To find the percentage that Harris should add to his cost estimate, we need to determine the expected profit for different bids. The expected profit is given by the formula:

Expected Profit = (Revenue - Cost) * Probability

In this case, the revenue for each bid is the low bid received, and the cost is Harris's own estimate. The probability of winning a bid is determined by the density function, which is uniform in this case.

To maximize the expected profit, we need to find the bid that maximizes the difference between revenue and cost. Let's start by writing down the expected profit formula for a bid x:

Expected Profit(x) = (x - C) * Probability(x)

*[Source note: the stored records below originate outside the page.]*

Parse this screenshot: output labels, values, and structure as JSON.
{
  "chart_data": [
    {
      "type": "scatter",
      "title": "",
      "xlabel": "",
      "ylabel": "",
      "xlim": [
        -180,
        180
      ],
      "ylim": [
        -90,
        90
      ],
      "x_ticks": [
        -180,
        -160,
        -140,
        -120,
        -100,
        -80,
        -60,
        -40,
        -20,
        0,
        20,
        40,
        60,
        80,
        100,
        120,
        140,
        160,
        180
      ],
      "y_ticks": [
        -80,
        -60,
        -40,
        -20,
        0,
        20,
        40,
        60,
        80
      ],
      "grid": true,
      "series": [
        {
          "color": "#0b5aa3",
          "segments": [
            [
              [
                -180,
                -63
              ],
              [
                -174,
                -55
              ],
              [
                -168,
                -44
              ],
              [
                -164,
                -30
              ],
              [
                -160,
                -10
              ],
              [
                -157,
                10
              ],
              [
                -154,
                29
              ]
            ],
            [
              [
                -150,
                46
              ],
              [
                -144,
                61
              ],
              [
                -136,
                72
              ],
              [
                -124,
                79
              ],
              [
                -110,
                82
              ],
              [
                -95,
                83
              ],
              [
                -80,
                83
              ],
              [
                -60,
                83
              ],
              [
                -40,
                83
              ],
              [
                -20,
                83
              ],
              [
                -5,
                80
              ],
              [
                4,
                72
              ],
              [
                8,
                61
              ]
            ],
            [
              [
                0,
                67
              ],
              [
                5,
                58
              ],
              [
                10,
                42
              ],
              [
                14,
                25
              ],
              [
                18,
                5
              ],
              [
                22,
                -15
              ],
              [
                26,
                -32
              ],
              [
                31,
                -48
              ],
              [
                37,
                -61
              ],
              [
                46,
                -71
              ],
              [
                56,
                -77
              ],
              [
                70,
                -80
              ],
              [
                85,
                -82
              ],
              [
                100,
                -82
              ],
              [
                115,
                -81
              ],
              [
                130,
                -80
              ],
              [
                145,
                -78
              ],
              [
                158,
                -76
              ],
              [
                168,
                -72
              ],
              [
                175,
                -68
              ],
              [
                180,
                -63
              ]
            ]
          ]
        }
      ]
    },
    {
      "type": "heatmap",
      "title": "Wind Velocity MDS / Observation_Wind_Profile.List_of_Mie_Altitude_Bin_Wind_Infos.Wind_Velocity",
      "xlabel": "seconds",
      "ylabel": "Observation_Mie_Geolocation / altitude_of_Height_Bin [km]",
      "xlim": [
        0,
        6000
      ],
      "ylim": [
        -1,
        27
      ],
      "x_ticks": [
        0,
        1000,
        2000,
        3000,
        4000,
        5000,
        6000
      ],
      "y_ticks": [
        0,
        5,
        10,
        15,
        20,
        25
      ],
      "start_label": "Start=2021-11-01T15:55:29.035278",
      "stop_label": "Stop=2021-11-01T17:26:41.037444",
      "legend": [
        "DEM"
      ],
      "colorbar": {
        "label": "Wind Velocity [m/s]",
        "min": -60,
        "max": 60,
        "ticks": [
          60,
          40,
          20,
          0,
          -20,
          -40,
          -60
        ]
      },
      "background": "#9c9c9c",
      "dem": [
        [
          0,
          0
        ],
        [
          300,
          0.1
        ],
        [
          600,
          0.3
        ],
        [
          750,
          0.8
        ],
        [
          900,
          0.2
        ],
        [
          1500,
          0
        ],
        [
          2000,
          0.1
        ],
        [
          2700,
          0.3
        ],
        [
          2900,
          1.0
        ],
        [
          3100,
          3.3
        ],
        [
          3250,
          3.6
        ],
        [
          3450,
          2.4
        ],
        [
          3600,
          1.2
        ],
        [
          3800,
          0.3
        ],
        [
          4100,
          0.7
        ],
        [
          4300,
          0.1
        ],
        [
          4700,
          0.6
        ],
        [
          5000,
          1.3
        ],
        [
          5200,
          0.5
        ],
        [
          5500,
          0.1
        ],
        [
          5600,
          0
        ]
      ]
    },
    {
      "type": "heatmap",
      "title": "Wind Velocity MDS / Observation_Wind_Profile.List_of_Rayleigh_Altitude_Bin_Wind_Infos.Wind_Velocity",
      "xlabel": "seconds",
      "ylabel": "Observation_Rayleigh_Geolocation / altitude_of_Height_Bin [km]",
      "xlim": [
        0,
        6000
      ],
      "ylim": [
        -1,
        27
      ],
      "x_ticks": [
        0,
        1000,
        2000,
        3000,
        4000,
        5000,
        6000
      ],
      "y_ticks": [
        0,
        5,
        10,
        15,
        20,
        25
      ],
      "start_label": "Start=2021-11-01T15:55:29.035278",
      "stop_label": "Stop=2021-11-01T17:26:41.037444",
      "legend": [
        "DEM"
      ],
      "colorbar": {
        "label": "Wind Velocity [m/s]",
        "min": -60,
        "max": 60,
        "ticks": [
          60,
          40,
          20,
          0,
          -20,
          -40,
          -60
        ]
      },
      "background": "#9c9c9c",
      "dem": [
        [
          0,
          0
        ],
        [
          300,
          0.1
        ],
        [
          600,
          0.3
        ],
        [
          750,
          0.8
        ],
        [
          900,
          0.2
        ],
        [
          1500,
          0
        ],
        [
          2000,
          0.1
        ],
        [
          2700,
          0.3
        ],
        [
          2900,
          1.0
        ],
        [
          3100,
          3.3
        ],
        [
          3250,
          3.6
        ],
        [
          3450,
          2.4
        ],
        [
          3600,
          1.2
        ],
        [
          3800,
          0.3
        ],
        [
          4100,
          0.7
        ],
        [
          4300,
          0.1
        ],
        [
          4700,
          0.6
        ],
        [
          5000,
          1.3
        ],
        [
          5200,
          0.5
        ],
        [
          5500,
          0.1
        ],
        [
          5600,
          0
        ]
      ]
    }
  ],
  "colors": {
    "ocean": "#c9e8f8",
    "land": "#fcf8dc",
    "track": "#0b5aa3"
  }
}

Now, let's calculate the probability function for the bid x:

Probability(x) = integral of f(t) dt from 2C/3 to x

Since f(x) is a uniform density, the probability function can be calculated as:

Probability(x) = (x - 2C/3)/(2C - 2C/3)

Now, let's substitute this into the expected profit formula and simplify:

Expected Profit(x) = (x - C) * (x - 2C/3)/(2C - 2C/3)

Next, let's differentiate the expected profit formula with respect to x and set it equal to zero to find the bid that maximizes the expected profit:

d(Expected Profit(x))/dx = (2C - 2C/3) - (x - C)*1/(2C - 2C/3) = 0

Simplifying the above equation, we get:

2C - 2C/3 - (x - C)/(2C - 2C/3) = 0

Solving for x, we find:

x = 2C - 2C/3

Finally, to find the percentage that should be added to the cost estimate, we calculate (x - C)/C * 100:

Percentage to Add = [(2C - 2C/3) - C]/C * 100

= (4C/3 - C)/C * 100

= (C/3)/C * 100

= 33.33%

Therefore, Harris should add approximately 33.33% to his cost estimate when submitting bids to maximize his expected profit.